Peygamberler, sahabiler ve evliyalar diyarında gezip Filistin-Kudüs sınırına kadar vardık. Rüya gibi bir gezi oldu ve tadı damağımda kaldı diyebilirim.
Maalesef İslâm topraklarındaki rejimler, İslâmî değil, buna biz de dahiliz.
Salı sabahı İstanbul’dan uçakla erkenden hareket ediyoruz. Maksad Urfa’da ziyaretleri yapmak ve Antep’teki gönüldaşlarla bu vesile ile buluşmak. Avukat Ahmed Cengiz gönüldaşımız sağ olsun bizi Urfa havalimanından alıyor ve Halil-ür Rahman (Balıklı Göl) ve sabır timsali Eyüp Peygamberin çilehanesini ziyaret ediyoruz. Ve Ahmed bizi şehre değil köyüne götürüyor; çok da iyi ediyor. Bahar havasında köyün çimenlerinde gezmek ve alabildiğine geniş arazileri seyretmek beni dinlendirdi. Zihnimdeki düşünceleri ve dünya meşgalelerini unutturdu. Bir kısmı cezaevi arkadaşım olan gönüldaşlarla zamanın akışına dışarıdan baktık adeta.
Hindiler yendi, mırralar içildi, yöresel lezzetler tadıldı, tadımlık dünyada. Fakat, içimizde ve dünyanın üstünde bir şeyler var olduğu da kesin; meselâ insan, insandaki zaman üstü idrak. Dünyadaki varlık sebebimiz ve faaliyet etmek zorunluluğumuz, öteler iştiyakından, dünyaya değerini veren bu. Gaflet değil, gayret…
Ve Suriye
Salı gecesi Suriye yolundayız ve sabah namazında Humus şehrinde Halid bin Velid Hazretleri huzurundayız.
Caminin içinde bulunan Halid Bin Velid’in kabri başında ne yapacağımı bilemiyor ve şaşkın şaşkın dolaşıyorum bir müddet.
Ta 1990’lı yıllarda Taraf dergisinde mezhepsiz ve Şiilere karşı mücadele verirken ziyaretine gittiğim Mahmut Efendi’nin bana Humus ziyaretindeki duasını ve zuhuratını anlatmasını hatırladım:
“Halid Bin Velid Hazretleri buyuruyor. Siz Müslümanlar zayıfsınız. Allaha ihlâsla yalvarmanız lazım, çok çok yalvarmanız lazım.”

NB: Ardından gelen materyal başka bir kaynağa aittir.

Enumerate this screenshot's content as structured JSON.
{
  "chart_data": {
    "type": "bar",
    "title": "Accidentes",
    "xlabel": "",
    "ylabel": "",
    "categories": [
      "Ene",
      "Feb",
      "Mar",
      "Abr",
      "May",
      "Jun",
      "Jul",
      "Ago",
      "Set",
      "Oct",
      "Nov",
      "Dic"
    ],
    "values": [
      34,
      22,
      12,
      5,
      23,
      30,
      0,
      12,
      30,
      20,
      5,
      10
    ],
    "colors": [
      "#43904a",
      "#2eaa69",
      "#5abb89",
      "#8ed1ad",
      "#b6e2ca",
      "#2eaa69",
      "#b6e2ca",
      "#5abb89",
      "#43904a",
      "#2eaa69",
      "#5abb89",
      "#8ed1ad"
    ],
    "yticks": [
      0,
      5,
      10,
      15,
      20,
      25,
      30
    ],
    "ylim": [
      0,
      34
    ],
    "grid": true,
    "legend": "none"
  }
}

İslâm inkilabının gerçekleşmesi sualine Mahmud efendinin aldığı cevap bu ve bunu bana özellikle nakletmesi. Ben bunu ihtilal şuurunu her an diri tutmak olarak da yorumluyorum.
İBDA Mimarı Sayın Salih Mirzabeyoğlu İdeolocya ve İhtilal eserinde diyor: -“Her şey hazırken onları sıfıra indiren ve tesirsiz kılan bir eksiklik var. İhtilal şuuru!”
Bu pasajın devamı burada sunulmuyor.